New Music: January 2020

Here’s a link to the playlist which includes some songs that I didn’t mention here. The play buttons embedded here will play 30-second clips if you’re not logged into Spotify in your browser.

I did a very bad job of discovering new music in 2019. Heck, I did a bad job of listening to music in 2019. Here’s a chart of the total number of songs I’ve listened to and scrobbled to last.fm, organized by year:

Sad, right? I can do better, and I’m going to this year. Here are some highlights from January 2020:

Brand-new music

Clairo — Bags

This is probably my favorite song to come out of 2019. The driving backbeat, soothing vocals, and Gotye-esque melodic line just come together so well. It’s strangely emotional, hitting me in the same way that Miya Folick’s “I Got Drunk” can make me misty before I even realize that feelings are creeping up on me.

Is it cheating to say that this song is brand new when it’s over half a year old? Probably, but I promise the rest of these lists will tighten up that window.

Laumé — Voyeurs

Laumé’s forrays into disco-inspired electronica in her most recent record, Waterbirth, are unforgettable. They refuse to get unstuck from my head. Some other tracks can feel a little off, mostly because of the vocal layering not really coming together for me, but I still highly recommend the record as a whole. This song will definitely be one that I look back on as a favorite from 2020.

…And You Will Know Us by the Trail of Dead — Gravity

Ten records! Holy cow!

X: The Godless Void and Other Stories feels like we’re coming back to Indie Metal from a more experimental detour in IX. It’s a good album, but it just doesn’t stand out from the rest of their catalog for me.

Take, for example, this song, “Gravity.” This track seems to call back to “Isis Unveiled” twice: in the group chanting beginning “The torture of eight days straight…” and the descending descending vocal growl at “Oh bloody hell…”

Other Trail of Dead fans I talk to seem not to like “The Century of Self” as much as I do — see its 6.8 on Pitchfork compared to X’s 7.8. But there’s just something about how Century‘s live-recorded style packs a huge punch that I haven’t heard from any other album ever, be it by AYWKUBTTOD or anyone else.

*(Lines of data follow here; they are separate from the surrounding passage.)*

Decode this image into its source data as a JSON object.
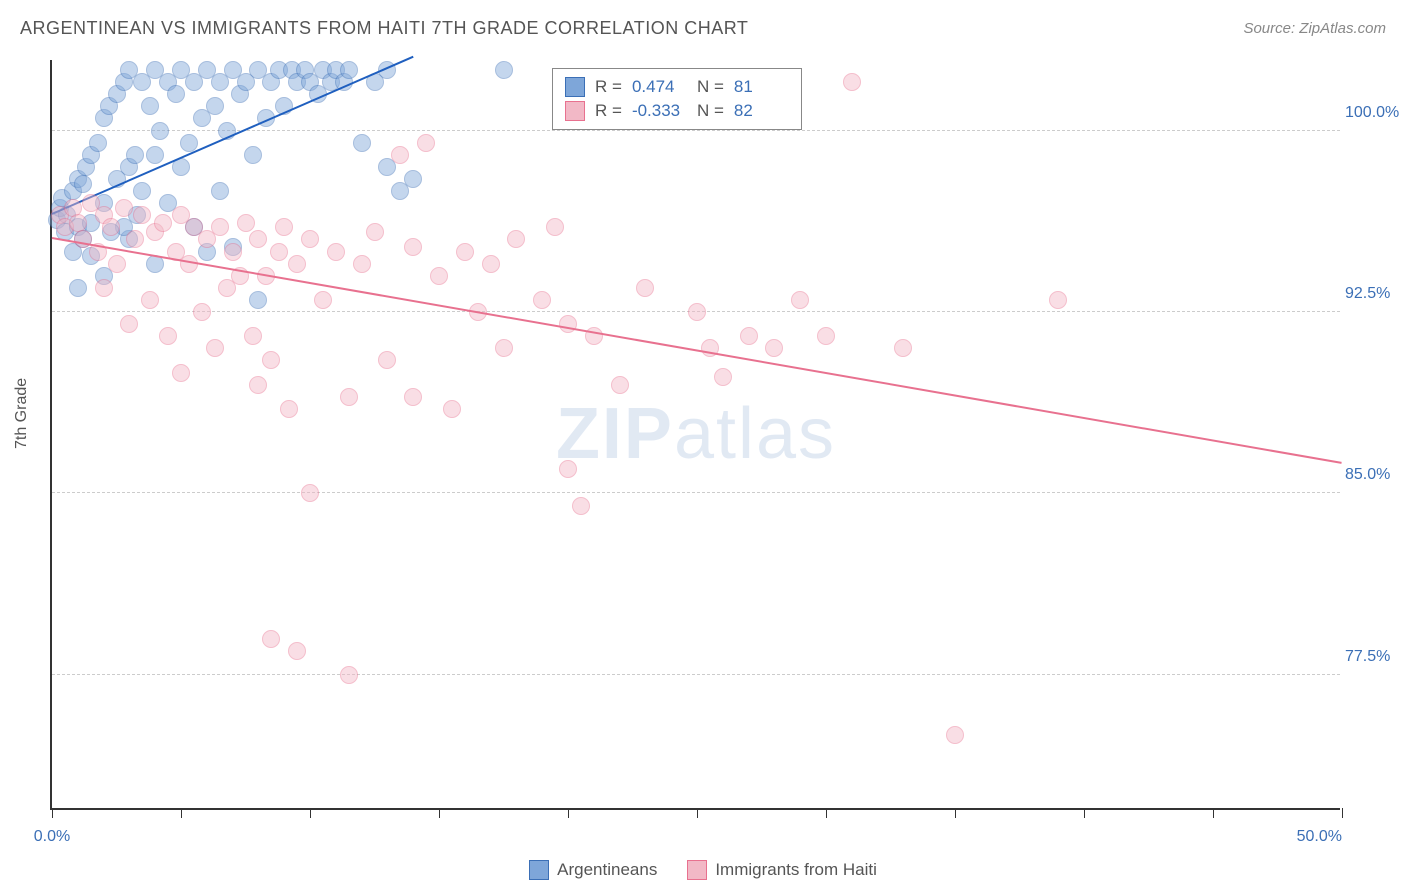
{
  "header": {
    "title": "ARGENTINEAN VS IMMIGRANTS FROM HAITI 7TH GRADE CORRELATION CHART",
    "source": "Source: ZipAtlas.com"
  },
  "chart": {
    "type": "scatter",
    "ylabel": "7th Grade",
    "watermark_zip": "ZIP",
    "watermark_atlas": "atlas",
    "xlim": [
      0,
      50
    ],
    "ylim": [
      72,
      103
    ],
    "x_ticks": [
      0,
      5,
      10,
      15,
      20,
      25,
      30,
      35,
      40,
      45,
      50
    ],
    "x_tick_labels": {
      "0": "0.0%",
      "50": "50.0%"
    },
    "y_gridlines": [
      77.5,
      85.0,
      92.5,
      100.0
    ],
    "y_tick_labels": [
      "77.5%",
      "85.0%",
      "92.5%",
      "100.0%"
    ],
    "background_color": "#ffffff",
    "grid_color": "#cccccc",
    "axis_color": "#333333",
    "tick_label_color": "#3b6fb6",
    "point_radius": 9,
    "point_opacity": 0.45,
    "series": [
      {
        "name": "Argentineans",
        "fill_color": "#7ea6d9",
        "stroke_color": "#3b6fb6",
        "r_label": "R =",
        "r_value": "0.474",
        "n_label": "N =",
        "n_value": "81",
        "trend": {
          "x1": 0,
          "y1": 96.5,
          "x2": 14,
          "y2": 103,
          "color": "#1f5fbf",
          "width": 2
        },
        "points": [
          [
            0.2,
            96.3
          ],
          [
            0.3,
            96.8
          ],
          [
            0.4,
            97.2
          ],
          [
            0.5,
            95.8
          ],
          [
            0.6,
            96.5
          ],
          [
            0.8,
            97.5
          ],
          [
            1.0,
            98.0
          ],
          [
            1.0,
            96.0
          ],
          [
            1.2,
            97.8
          ],
          [
            1.3,
            98.5
          ],
          [
            1.5,
            99.0
          ],
          [
            1.5,
            96.2
          ],
          [
            1.8,
            99.5
          ],
          [
            2.0,
            100.5
          ],
          [
            2.0,
            97.0
          ],
          [
            2.2,
            101.0
          ],
          [
            2.5,
            101.5
          ],
          [
            2.5,
            98.0
          ],
          [
            2.8,
            102.0
          ],
          [
            3.0,
            102.5
          ],
          [
            3.0,
            98.5
          ],
          [
            3.2,
            99.0
          ],
          [
            3.5,
            102.0
          ],
          [
            3.5,
            97.5
          ],
          [
            3.8,
            101.0
          ],
          [
            4.0,
            102.5
          ],
          [
            4.0,
            99.0
          ],
          [
            4.2,
            100.0
          ],
          [
            4.5,
            102.0
          ],
          [
            4.5,
            97.0
          ],
          [
            4.8,
            101.5
          ],
          [
            5.0,
            102.5
          ],
          [
            5.0,
            98.5
          ],
          [
            5.3,
            99.5
          ],
          [
            5.5,
            102.0
          ],
          [
            5.5,
            96.0
          ],
          [
            5.8,
            100.5
          ],
          [
            6.0,
            102.5
          ],
          [
            6.0,
            95.0
          ],
          [
            6.3,
            101.0
          ],
          [
            6.5,
            102.0
          ],
          [
            6.5,
            97.5
          ],
          [
            6.8,
            100.0
          ],
          [
            7.0,
            102.5
          ],
          [
            7.0,
            95.2
          ],
          [
            7.3,
            101.5
          ],
          [
            7.5,
            102.0
          ],
          [
            7.8,
            99.0
          ],
          [
            8.0,
            102.5
          ],
          [
            8.0,
            93.0
          ],
          [
            8.3,
            100.5
          ],
          [
            8.5,
            102.0
          ],
          [
            8.8,
            102.5
          ],
          [
            9.0,
            101.0
          ],
          [
            9.3,
            102.5
          ],
          [
            9.5,
            102.0
          ],
          [
            9.8,
            102.5
          ],
          [
            10.0,
            102.0
          ],
          [
            10.3,
            101.5
          ],
          [
            10.5,
            102.5
          ],
          [
            10.8,
            102.0
          ],
          [
            11.0,
            102.5
          ],
          [
            11.3,
            102.0
          ],
          [
            11.5,
            102.5
          ],
          [
            12.0,
            99.5
          ],
          [
            12.5,
            102.0
          ],
          [
            13.0,
            98.5
          ],
          [
            13.0,
            102.5
          ],
          [
            13.5,
            97.5
          ],
          [
            14.0,
            98.0
          ],
          [
            17.5,
            102.5
          ],
          [
            1.0,
            93.5
          ],
          [
            2.0,
            94.0
          ],
          [
            3.0,
            95.5
          ],
          [
            1.5,
            94.8
          ],
          [
            2.8,
            96.0
          ],
          [
            4.0,
            94.5
          ],
          [
            0.8,
            95.0
          ],
          [
            1.2,
            95.5
          ],
          [
            2.3,
            95.8
          ],
          [
            3.3,
            96.5
          ]
        ]
      },
      {
        "name": "Immigrants from Haiti",
        "fill_color": "#f2b8c6",
        "stroke_color": "#e8718f",
        "r_label": "R =",
        "r_value": "-0.333",
        "n_label": "N =",
        "n_value": "82",
        "trend": {
          "x1": 0,
          "y1": 95.5,
          "x2": 50,
          "y2": 86.2,
          "color": "#e8718f",
          "width": 2
        },
        "points": [
          [
            0.3,
            96.5
          ],
          [
            0.5,
            96.0
          ],
          [
            0.8,
            96.8
          ],
          [
            1.0,
            96.2
          ],
          [
            1.2,
            95.5
          ],
          [
            1.5,
            97.0
          ],
          [
            1.8,
            95.0
          ],
          [
            2.0,
            96.5
          ],
          [
            2.0,
            93.5
          ],
          [
            2.3,
            96.0
          ],
          [
            2.5,
            94.5
          ],
          [
            2.8,
            96.8
          ],
          [
            3.0,
            92.0
          ],
          [
            3.2,
            95.5
          ],
          [
            3.5,
            96.5
          ],
          [
            3.8,
            93.0
          ],
          [
            4.0,
            95.8
          ],
          [
            4.3,
            96.2
          ],
          [
            4.5,
            91.5
          ],
          [
            4.8,
            95.0
          ],
          [
            5.0,
            96.5
          ],
          [
            5.0,
            90.0
          ],
          [
            5.3,
            94.5
          ],
          [
            5.5,
            96.0
          ],
          [
            5.8,
            92.5
          ],
          [
            6.0,
            95.5
          ],
          [
            6.3,
            91.0
          ],
          [
            6.5,
            96.0
          ],
          [
            6.8,
            93.5
          ],
          [
            7.0,
            95.0
          ],
          [
            7.3,
            94.0
          ],
          [
            7.5,
            96.2
          ],
          [
            7.8,
            91.5
          ],
          [
            8.0,
            95.5
          ],
          [
            8.0,
            89.5
          ],
          [
            8.3,
            94.0
          ],
          [
            8.5,
            90.5
          ],
          [
            8.8,
            95.0
          ],
          [
            9.0,
            96.0
          ],
          [
            9.2,
            88.5
          ],
          [
            9.5,
            94.5
          ],
          [
            10.0,
            95.5
          ],
          [
            10.0,
            85.0
          ],
          [
            10.5,
            93.0
          ],
          [
            11.0,
            95.0
          ],
          [
            11.5,
            89.0
          ],
          [
            12.0,
            94.5
          ],
          [
            12.5,
            95.8
          ],
          [
            13.0,
            90.5
          ],
          [
            13.5,
            99.0
          ],
          [
            14.0,
            95.2
          ],
          [
            14.0,
            89.0
          ],
          [
            14.5,
            99.5
          ],
          [
            15.0,
            94.0
          ],
          [
            15.5,
            88.5
          ],
          [
            16.0,
            95.0
          ],
          [
            16.5,
            92.5
          ],
          [
            17.0,
            94.5
          ],
          [
            17.5,
            91.0
          ],
          [
            18.0,
            95.5
          ],
          [
            19.0,
            93.0
          ],
          [
            19.5,
            96.0
          ],
          [
            20.0,
            92.0
          ],
          [
            20.5,
            84.5
          ],
          [
            21.0,
            91.5
          ],
          [
            22.0,
            89.5
          ],
          [
            23.0,
            93.5
          ],
          [
            25.0,
            92.5
          ],
          [
            25.5,
            91.0
          ],
          [
            26.0,
            89.8
          ],
          [
            27.0,
            91.5
          ],
          [
            28.0,
            91.0
          ],
          [
            29.0,
            93.0
          ],
          [
            30.0,
            91.5
          ],
          [
            31.0,
            102.0
          ],
          [
            33.0,
            91.0
          ],
          [
            35.0,
            75.0
          ],
          [
            39.0,
            93.0
          ],
          [
            9.5,
            78.5
          ],
          [
            11.5,
            77.5
          ],
          [
            8.5,
            79.0
          ],
          [
            20.0,
            86.0
          ]
        ]
      }
    ]
  }
}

Sea Girls — Ready For More

It’s a pop song. It’s got strings in the background, if you listen close. It will be on the radio. It’s pretty good.

Holy Fuck — Moment

This song would be in a movie if some executive wouldn’t say “Come on, we can’t put that band’s name in the credits.” In reality, it should be at least forever immortalized as the title track to a very good T.V. show.

It almost half the song for the vocals to come in, but the buildup is worth it. This track sits on such a fun edge of danceability — if I heard this playing in a public place, I’d be ready to groove but also sort of frightened.

Discoveries

Alvvays — In Undertow

Alvvays, as always, knocked it out of the park with this song 2017. I heard it on this record when it had come out originally, but didn’t really appreciate it then. The ripping, layered guitar lines come together to build to an engaging final refrain and wrap up so sweetly.

Underworld — I Exhale

Eight minutes!

This song gives me the same feelings that LCD Soundsystem’s more emotional tracks do. Though I don’t find the lyrics as touching, the mechanical rhythm and repeating chords don’t go stale, but get somehow sadder as the song proceeds. The hidden digital distortion combined with falsetto howling don’t sound as bad as the combination of the words “digital distortion combined with falsetto howling” would lead you to believe — it all comes together for a powerful package that you can put on in the background while, I don’t know, washing the dishes and thinking about your life. You know, as one does while listening to LCD Soundsystem.

Eternal Summers — You Kill

Sick riffs and Nicole Yun’s powerful vocal performance make this poppy track inspirational. I should spend more time with this group’s catalog — based on this one track, I’m sure there’s many more hits in there.

As I write this, this track has around 200,000 plays on Spotify, which seems like an actual crime. Eternal Summers should be playing this song in a stadium, where the guitar will kick in and roll out to the lawn seats like a scene from Scott Pilgrim vs. the World.

Siouxsie and the Banshees — Into The Light

How had I never listened to Siouxsie and the Banshees? What instrument even is that in the verse? How did this sound even exist in 1981?

A music critic referred to NAVVI as synth-pop, which I don’t think quite fits. They’re like… dark electronica with indie roots. They’re like if The XX had a goth phase. They’re so good, especially this track.